Saying a significant number would relinquish Christianity is an overstatement. You are overlooking Freud’s analysis the on subject and how the relationship between believer and deity resembles that of a father and child. You’re also placing the onus of belief solely reliant on intellect, also not a leap I can see many making.
post #70 of 176
Quote:
Originally Posted by Rome
Saying a significant number would relinquish Christianity is an overstatement. You are overlooking Freud's analysis the on subject and how the relationship between believer and deity resembles that of a father and child. You're also placing the onus of belief solely reliant on intellect, also not a leap I can see many making.

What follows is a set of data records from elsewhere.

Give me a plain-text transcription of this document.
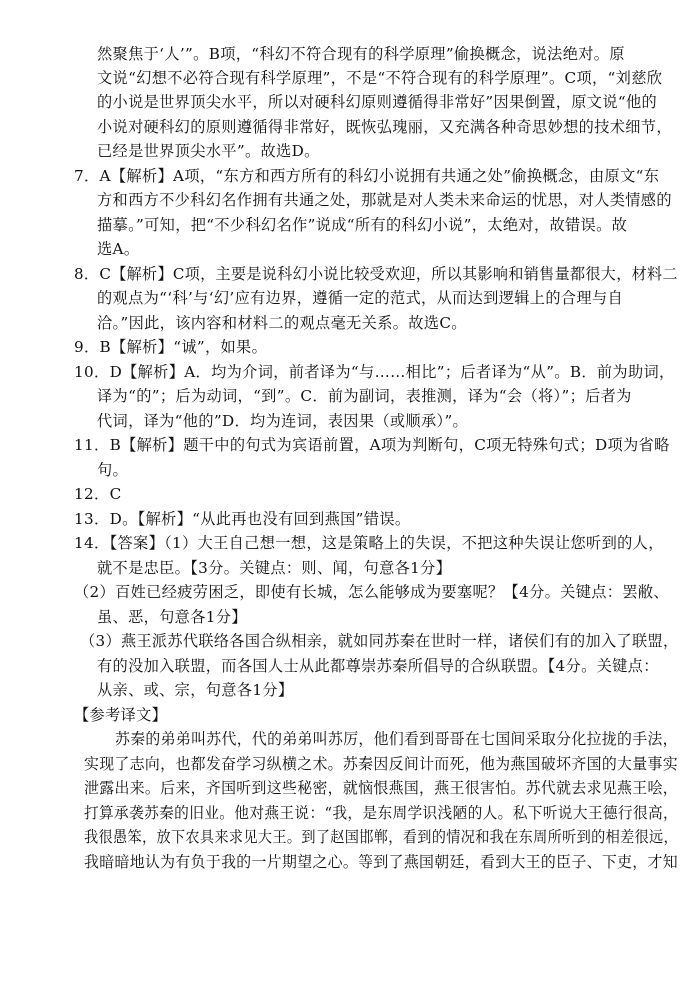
然聚焦于‘人’”。B项，“科幻不符合现有的科学原理”偷换概念，说法绝对。原
文说“幻想不必符合现有科学原理”，不是“不符合现有的科学原理”。C项，“刘慈欣
的小说是世界顶尖水平，所以对硬科幻原则遵循得非常好”因果倒置，原文说“他的
小说对硬科幻的原则遵循得非常好，既恢弘瑰丽，又充满各种奇思妙想的技术细节，
已经是世界顶尖水平”。故选D。
7．A【解析】A项，“东方和西方所有的科幻小说拥有共通之处”偷换概念，由原文“东
方和西方不少科幻名作拥有共通之处，那就是对人类未来命运的忧思，对人类情感的
描摹。”可知，把“不少科幻名作”说成“所有的科幻小说”，太绝对，故错误。故
选A。
8．C【解析】C项，主要是说科幻小说比较受欢迎，所以其影响和销售量都很大，材料二
的观点为“‘科’与‘幻’应有边界，遵循一定的范式，从而达到逻辑上的合理与自
洽。”因此，该内容和材料二的观点毫无关系。故选C。
9．B【解析】“诚”，如果。
10．D【解析】A．均为介词，前者译为“与……相比”；后者译为“从”。B．前为助词，
译为“的”；后为动词，“到”。C．前为副词，表推测，译为“会（将）”；后者为
代词，译为“他的”D．均为连词，表因果（或顺承）”。
11．B【解析】题干中的句式为宾语前置，A项为判断句，C项无特殊句式；D项为省略
句。
12．C
13．D。【解析】“从此再也没有回到燕国”错误。
14．【答案】（1）大王自己想一想，这是策略上的失误，不把这种失误让您听到的人，
就不是忠臣。【3分。关键点：则、闻，句意各1分】
（2）百姓已经疲劳困乏，即使有长城，怎么能够成为要塞呢？【4分。关键点：罢敝、
虽、恶，句意各1分】
（3）燕王派苏代联络各国合纵相亲，就如同苏秦在世时一样，诸侯们有的加入了联盟，
有的没加入联盟，而各国人士从此都尊崇苏秦所倡导的合纵联盟。【4分。关键点：
从亲、或、宗，句意各1分】
【参考译文】
苏秦的弟弟叫苏代，代的弟弟叫苏厉，他们看到哥哥在七国间采取分化拉拢的手法，
实现了志向，也都发奋学习纵横之术。苏秦因反间计而死，他为燕国破坏齐国的大量事实
泄露出来。后来，齐国听到这些秘密，就恼恨燕国，燕王很害怕。苏代就去求见燕王哙，
打算承袭苏秦的旧业。他对燕王说：“我，是东周学识浅陋的人。私下听说大王德行很高，
我很愚笨，放下农具来求见大王。到了赵国邯郸，看到的情况和我在东周所听到的相差很远，
我暗暗地认为有负于我的一片期望之心。等到了燕国朝廷，看到大王的臣子、下吏，才知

Good points there, I agree. Funny thng about religion is that it demands faith. It is not a pursuit composed of rational thoughts, decisions and critiques. You either believe or you don't. Frankly, even of there was some amazing event that would serve to prove beyond any sort of doubt the non-existence of supernatural beings, the majority would still be unconvinced.
post #71 of 176
Born Roman Catholic, spent time as a Unitarian, went to Mormon services a few times, hooked up with some Zoroastrians for a while, studied and lived Islam for a bit, was involved with the Baha'i for quite some time, Studied Mahayana Buddhism, went to Religious Society of Friends meetings for a couple years, and I have actually attended both real Wiccan/Pagan and Golden Dawn ceremonies on a few occasions.

Many of the above happened while I was being dragged along by my mother on her path to "enlightenment". Guess what, she ended up as a crazy zealotous Roman Catholic. She must have gotten a different message than I did.
post #72 of 176
Buddhist.
post #73 of 176
Quote:
Originally Posted by skalogre
Good points there, I agree. Funny thng about religion is that it demands faith. It is not a pursuit composed of rational thoughts, decisions and critiques. You either believe or you don't. Frankly, even of there was some amazing event that would serve to prove beyond any sort of doubt the non-existence of supernatural beings, the majority would still be unconvinced.
That is most certainly true. In exactly the same way, atheism also requires faith such that even in the face of some amazing event that served to prove beyond any sort of doubt the existence of a deity, the majority would continue to be unconvinced.
post #74 of 176
Quote:
Originally Posted by skalogre
Frankly, even of there was some amazing event that would serve to prove beyond any sort of doubt the non-existence of supernatural beings, the majority would still be unconvinced.
"Even if there were no God, Man would still find the need to invent one." sort a thing..
post #75 of 176
Quote:
Originally Posted by dah328
That is most certainly true. In exactly the same way, atheism also requires faith such that even in the face of some amazing event that served to prove beyond any sort of doubt the existence of a deity, the majority would continue to be unconvinced.
Not so, most atheist I've met have stated that if there were proof of that nature towards a deity then they would be convinced. While I dont contend that dogma would prevent some constituents from either side of the isle from converting were the shoe to land on either foot.

Either way it seems almost hubris to choose one of the two.